J’en viens maintenant au second point, qui relève purement et simplement du coup de Jarnac ! Je veux évoquer la modification du régime d’imposition des indemnités des élus locaux, au prétexte d’adapter leur régime à une réforme du prélèvement à la source qui ne verra probablement jamais le jour en l’état.

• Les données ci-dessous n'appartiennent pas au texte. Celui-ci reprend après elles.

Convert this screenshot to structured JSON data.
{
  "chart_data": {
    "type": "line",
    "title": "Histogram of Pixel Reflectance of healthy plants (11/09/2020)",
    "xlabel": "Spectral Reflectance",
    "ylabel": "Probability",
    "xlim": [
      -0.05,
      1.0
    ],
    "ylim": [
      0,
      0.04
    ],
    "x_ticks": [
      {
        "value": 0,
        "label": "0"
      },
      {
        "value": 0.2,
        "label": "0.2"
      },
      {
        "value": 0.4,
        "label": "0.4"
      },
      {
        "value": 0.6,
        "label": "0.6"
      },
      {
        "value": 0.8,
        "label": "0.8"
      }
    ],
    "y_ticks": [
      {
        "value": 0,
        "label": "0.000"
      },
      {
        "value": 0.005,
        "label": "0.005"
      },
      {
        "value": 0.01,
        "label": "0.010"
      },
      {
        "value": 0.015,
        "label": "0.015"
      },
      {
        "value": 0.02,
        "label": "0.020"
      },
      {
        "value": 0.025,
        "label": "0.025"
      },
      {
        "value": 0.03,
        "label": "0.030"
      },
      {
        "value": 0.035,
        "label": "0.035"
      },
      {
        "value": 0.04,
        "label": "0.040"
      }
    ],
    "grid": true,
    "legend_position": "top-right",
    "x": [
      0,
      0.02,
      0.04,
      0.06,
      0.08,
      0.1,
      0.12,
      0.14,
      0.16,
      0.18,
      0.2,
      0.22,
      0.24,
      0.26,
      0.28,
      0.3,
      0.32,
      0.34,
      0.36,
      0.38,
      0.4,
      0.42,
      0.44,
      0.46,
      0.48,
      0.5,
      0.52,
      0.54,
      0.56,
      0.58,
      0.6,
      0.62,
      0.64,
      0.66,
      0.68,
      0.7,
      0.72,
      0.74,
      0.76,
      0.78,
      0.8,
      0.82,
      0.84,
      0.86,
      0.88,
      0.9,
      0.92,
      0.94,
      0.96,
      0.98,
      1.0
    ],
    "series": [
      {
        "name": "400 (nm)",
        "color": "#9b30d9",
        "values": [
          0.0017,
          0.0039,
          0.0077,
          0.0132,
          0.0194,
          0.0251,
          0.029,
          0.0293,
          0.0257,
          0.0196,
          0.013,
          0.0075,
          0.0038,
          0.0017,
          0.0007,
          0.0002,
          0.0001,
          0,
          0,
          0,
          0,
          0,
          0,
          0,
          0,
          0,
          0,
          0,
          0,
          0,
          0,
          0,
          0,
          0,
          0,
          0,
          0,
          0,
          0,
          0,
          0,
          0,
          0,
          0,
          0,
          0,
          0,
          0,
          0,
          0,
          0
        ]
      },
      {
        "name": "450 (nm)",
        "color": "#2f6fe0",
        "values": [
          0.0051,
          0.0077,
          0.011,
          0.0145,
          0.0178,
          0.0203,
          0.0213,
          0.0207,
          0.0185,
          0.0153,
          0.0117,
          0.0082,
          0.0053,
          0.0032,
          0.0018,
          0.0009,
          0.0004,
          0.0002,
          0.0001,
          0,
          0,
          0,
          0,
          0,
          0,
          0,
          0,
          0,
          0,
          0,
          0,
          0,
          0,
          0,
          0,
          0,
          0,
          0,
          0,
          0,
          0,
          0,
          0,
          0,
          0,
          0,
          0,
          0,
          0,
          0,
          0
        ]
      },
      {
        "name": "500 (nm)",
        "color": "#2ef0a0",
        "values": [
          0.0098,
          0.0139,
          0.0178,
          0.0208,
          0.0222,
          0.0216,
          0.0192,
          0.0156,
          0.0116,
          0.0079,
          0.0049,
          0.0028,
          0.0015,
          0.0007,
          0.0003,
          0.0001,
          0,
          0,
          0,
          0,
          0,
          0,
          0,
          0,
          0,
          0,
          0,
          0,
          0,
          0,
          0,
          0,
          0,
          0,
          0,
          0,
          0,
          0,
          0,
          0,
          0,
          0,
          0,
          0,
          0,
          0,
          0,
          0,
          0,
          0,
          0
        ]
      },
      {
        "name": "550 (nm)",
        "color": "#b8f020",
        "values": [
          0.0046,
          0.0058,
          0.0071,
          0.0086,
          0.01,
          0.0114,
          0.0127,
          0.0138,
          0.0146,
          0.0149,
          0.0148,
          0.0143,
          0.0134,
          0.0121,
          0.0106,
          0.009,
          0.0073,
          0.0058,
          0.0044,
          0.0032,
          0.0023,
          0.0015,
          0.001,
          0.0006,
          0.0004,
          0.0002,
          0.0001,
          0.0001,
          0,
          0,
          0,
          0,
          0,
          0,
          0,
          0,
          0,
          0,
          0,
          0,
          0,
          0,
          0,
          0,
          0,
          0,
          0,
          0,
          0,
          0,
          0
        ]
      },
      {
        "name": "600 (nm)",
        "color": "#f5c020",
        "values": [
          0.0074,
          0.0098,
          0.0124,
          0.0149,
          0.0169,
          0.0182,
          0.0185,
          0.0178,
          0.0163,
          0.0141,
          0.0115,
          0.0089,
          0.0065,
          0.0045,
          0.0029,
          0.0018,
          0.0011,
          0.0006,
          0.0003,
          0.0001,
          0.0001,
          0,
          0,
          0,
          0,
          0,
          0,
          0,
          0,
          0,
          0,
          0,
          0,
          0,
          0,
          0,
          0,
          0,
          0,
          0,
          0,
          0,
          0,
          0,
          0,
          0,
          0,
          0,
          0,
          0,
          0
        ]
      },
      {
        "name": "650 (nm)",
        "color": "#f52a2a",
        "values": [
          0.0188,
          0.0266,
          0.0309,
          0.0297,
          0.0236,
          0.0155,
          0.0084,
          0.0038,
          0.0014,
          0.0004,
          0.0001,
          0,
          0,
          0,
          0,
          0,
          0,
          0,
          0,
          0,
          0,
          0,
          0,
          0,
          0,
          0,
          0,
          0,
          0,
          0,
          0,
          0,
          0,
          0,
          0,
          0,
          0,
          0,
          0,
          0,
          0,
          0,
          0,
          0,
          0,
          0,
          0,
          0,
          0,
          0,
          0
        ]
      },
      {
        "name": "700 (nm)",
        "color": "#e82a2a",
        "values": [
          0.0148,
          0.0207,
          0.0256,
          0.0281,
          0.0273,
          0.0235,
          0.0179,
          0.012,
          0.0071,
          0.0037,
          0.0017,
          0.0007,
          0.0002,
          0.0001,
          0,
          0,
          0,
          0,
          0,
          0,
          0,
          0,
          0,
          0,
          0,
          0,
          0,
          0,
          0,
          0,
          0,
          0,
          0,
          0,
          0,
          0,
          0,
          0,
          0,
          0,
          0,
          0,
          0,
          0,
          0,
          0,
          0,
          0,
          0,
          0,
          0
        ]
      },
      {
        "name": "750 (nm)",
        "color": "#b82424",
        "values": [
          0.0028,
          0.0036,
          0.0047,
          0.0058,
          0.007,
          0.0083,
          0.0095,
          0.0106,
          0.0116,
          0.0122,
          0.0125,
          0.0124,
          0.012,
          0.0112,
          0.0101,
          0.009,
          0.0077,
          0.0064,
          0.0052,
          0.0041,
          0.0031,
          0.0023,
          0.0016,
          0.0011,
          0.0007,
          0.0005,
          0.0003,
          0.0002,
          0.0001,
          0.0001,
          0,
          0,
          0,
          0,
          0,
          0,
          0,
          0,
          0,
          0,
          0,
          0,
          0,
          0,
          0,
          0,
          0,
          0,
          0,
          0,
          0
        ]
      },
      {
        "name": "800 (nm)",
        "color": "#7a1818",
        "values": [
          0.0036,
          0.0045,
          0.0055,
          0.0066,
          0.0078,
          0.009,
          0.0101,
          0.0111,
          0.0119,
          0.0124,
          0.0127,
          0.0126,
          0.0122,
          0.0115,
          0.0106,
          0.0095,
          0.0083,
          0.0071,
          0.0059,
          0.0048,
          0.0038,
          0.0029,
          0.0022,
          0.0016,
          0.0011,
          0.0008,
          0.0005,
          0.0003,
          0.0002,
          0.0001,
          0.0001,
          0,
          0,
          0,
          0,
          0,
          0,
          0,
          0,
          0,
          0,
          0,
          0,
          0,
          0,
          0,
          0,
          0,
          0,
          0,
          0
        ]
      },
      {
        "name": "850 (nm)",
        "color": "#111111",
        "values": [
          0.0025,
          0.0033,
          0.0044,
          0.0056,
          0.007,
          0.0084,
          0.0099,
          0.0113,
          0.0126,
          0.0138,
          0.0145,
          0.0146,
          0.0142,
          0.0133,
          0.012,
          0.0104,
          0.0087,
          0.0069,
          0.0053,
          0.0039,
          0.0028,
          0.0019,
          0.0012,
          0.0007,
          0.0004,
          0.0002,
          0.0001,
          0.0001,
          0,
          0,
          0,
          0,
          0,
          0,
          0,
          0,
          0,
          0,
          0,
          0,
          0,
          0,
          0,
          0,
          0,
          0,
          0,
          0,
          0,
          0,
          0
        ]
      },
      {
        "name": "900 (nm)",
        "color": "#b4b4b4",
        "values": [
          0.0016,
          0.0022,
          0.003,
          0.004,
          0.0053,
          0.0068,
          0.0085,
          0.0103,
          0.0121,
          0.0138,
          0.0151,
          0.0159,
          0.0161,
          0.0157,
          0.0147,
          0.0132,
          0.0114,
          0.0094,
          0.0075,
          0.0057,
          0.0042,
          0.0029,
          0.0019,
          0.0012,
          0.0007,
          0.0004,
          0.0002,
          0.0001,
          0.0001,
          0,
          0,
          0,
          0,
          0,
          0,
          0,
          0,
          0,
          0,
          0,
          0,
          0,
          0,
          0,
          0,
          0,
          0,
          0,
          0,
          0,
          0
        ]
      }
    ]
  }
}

Lorsque les élus locaux, notamment ceux des petites communes, constateront que leur indemnité sera, par le biais de la suppression du prélèvement libératoire, réduite d’un montant de l’ordre d’une à trois mensualités par an, je crains que nous n’assistions, dans nos campagnes, à une véritable insurrection. En effet, comme je le dénonce dans un amendement à l’article 5 du projet de loi de finances, dont vous n’avez pas souhaité retenir l’argumentation, c’est le résultat qu’on obtient quand on soumet à l’impôt sur le revenu l’indemnisation des élus des communes de 500 à 1 000 habitants, qui était considérée jusqu’alors comme équivalente à un remboursement de frais. Rien de tel pour exposer les élus locaux à la merci de l’électeur consommateur et décourager les vocations des bénévoles de la République !
Vous comprendrez qu’avec de telles conditions proposées aux collectivités locales et dans un contexte de réforme avortée de la DGF, dont vous ne reprenez même pas la perspective, nous retenions la question préalable.
Ajoutées au climat de désespérance des élus locaux, qui sont englués dans des réformes inadaptées des collectivités locales, les dispositions, qui ont été adoptées et qui ne tiennent pratiquement pas compte de nos travaux antérieurs, laissent augurer de ce qu’il serait advenu de nos propositions si nous les avions réitérées. Ainsi, le projet de loi de finances vient totalement obérer la respiration que vous avez pourtant consentie, en reportant, pour moitié, la baisse du prélèvement au bloc communal.
Dans ces conditions, avec la France des territoires et celle d’une ruralité que vous avez contribué un peu plus à désespérer, et malgré ma frustration en tant que membre de la commission des finances, je voterai sans état d’âme la question préalable.